Recently, I wrote about the rise of super bundling, the market dynamics driving the trend and how Bango Digital Vending Machine technology is enabling this high growth market. This week, I want to explain a little more about what the Digital Vending Machine (DVM) is, how it works and why our customers are choosing the DVM from Bango.
First, what is the Digital Vending Machine?
The DVM is a Bango product that creates a technology standard for how subscriptions are offered to consumers by telcos and other mass-market resellers.
By providing this technology standard, merchants offering subscription-based products and services know that any resale channel (e.g. a telco) using the DVM will automatically work for their subscriptions. And any telco or other reseller knows that by deploying the DVM, there is a wide and diverse ecosystem of subscription products and services they can easily offer to their customers.
How does it work?
If you asked someone in the Bango development team, you would likely get an engineer’s view of all the moving parts that go together to make the DVM. I will spare the details of how the technology actually works and aim to keep it simple!
The DVM provides the technology and operational requirements to launch a super bundling service. The technology covers all of the requirements to integrate subscription products and services, to create bundles, promotions and offers, provide discounts etc. As you would expect, the DVM integrates with reseller payment systems, so that the reseller can provide billing on behalf of the merchant. This is significant, because if a payment relationship is already set up with the customer, it is much easier for the consumer to “click-to-pay”. By providing this core set of super bundling services through a standardized, software-as-a-service platform, Bango makes it easy for the world of online merchants with subscriptions, and the world of telcos, financial institutions, retailers etc acting as resellers, to collaborate and work together.

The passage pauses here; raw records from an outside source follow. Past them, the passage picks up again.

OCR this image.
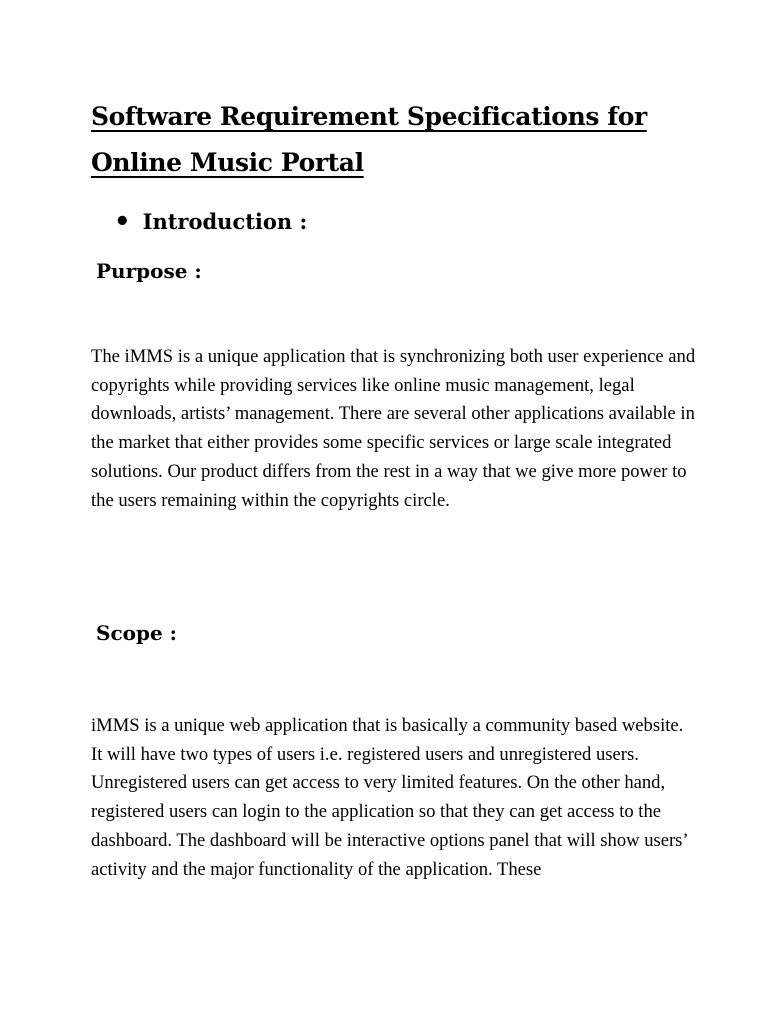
Software Requirement Specifications for Online Music Portal
• Introduction :
Purpose :

The iMMS is a unique application that is synchronizing both user experience and copyrights while providing services like online music management, legal downloads, artists’ management. There are several other applications available in the market that either provides some specific services or large scale integrated solutions. Our product differs from the rest in a way that we give more power to the users remaining within the copyrights circle.

Scope :

iMMS is a unique web application that is basically a community based website. It will have two types of users i.e. registered users and unregistered users. Unregistered users can get access to very limited features. On the other hand, registered users can login to the application so that they can get access to the dashboard. The dashboard will be interactive options panel that will show users’ activity and the major functionality of the application. These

Resellers can target specific offers at selected customer segments, using Bango data insights. The Bango DVM automates the creation of bundles and offers and provides mechanisms for reseller marketing teams to ensure they are deploying the right assets and collateral in their consumer marketing campaigns.
Who are DVM customers?
Consumer service providers, like telcos, all over the world are using the Bango Digital Vending Machine to offer their customers enticing subscription services. Customers include BT, Verizon, T-Mobile US, Optus & more.
From the screenshot below of the Optus ‘subhub’ proposition, you can see a brief glimpse into how consumers can use these DVM powered subscription hubs to choose subscription services & offers, keep track of their active subscriptions and their overall spend.
You can also see the type of live offers telcos can put to their customers like the one below on Verizon +play offering Netflix for free when customers take out Starz.
The DVM is incredibly valuable for merchants that want to reach and engage more customers with their subscription products and services. Analysts expect a growing percentage of subscriptions to be activated by consumers through a resale channel partner, with potentially 1 in 3 subscriptions taken out through a super bundle service.
Why are customers choosing Bango to power their Super Bundles?
Connections – Bango already has the majority of the world’s largest merchants connected to the Platform. When thinking about super bundling, access to the best and most engaging merchant subscription products is key.
Reach – For merchants, the DVM opens-up massive reach through multiple telcos and other channel partners, enabling them to acquire more paying customers. Merchants also benefit from the impact of the channel partner’s marketing efforts. Merchants only have to connect once to the Bango Platform to reach hundreds of millions of consumers.
Platform model – Customers can connect once to Bango and immediately have access to the hundreds of merchants already connected to the Platform. This is also a real time saver vs having to make all the connections individually.
Speed – the growth of super bundling is accelerating quickly making it all the more important for those looking to launch super bundles to move quickly.
Cost – using the DVM is more cost effective for telcos than the alternative which would likely be to do it themselves. The DIY option would require significant investment in time, people and technology vs connecting with Bango and abstracting all that complexity.
Feature rich – The DVM has many additional features which enable telcos to grow their revenue faster. An example feature is Boost+ which tracks unactivated offers and prompts consumers to complete.
Performance – Bango has unique data insights which it uses to tailor offers within the DVM to maximize conversion and offer take up. For example, if I already have a Netflix subscription, the DVM might offer me Disney+ instead, or if I am a big spender in sports games, perhaps it would offer me an NFL+ subscription. Maximizing offer take up is key as it increases both revenue and customer retention for the telco. Bango has “whole of market” data insights that no individual merchant or reseller has access to.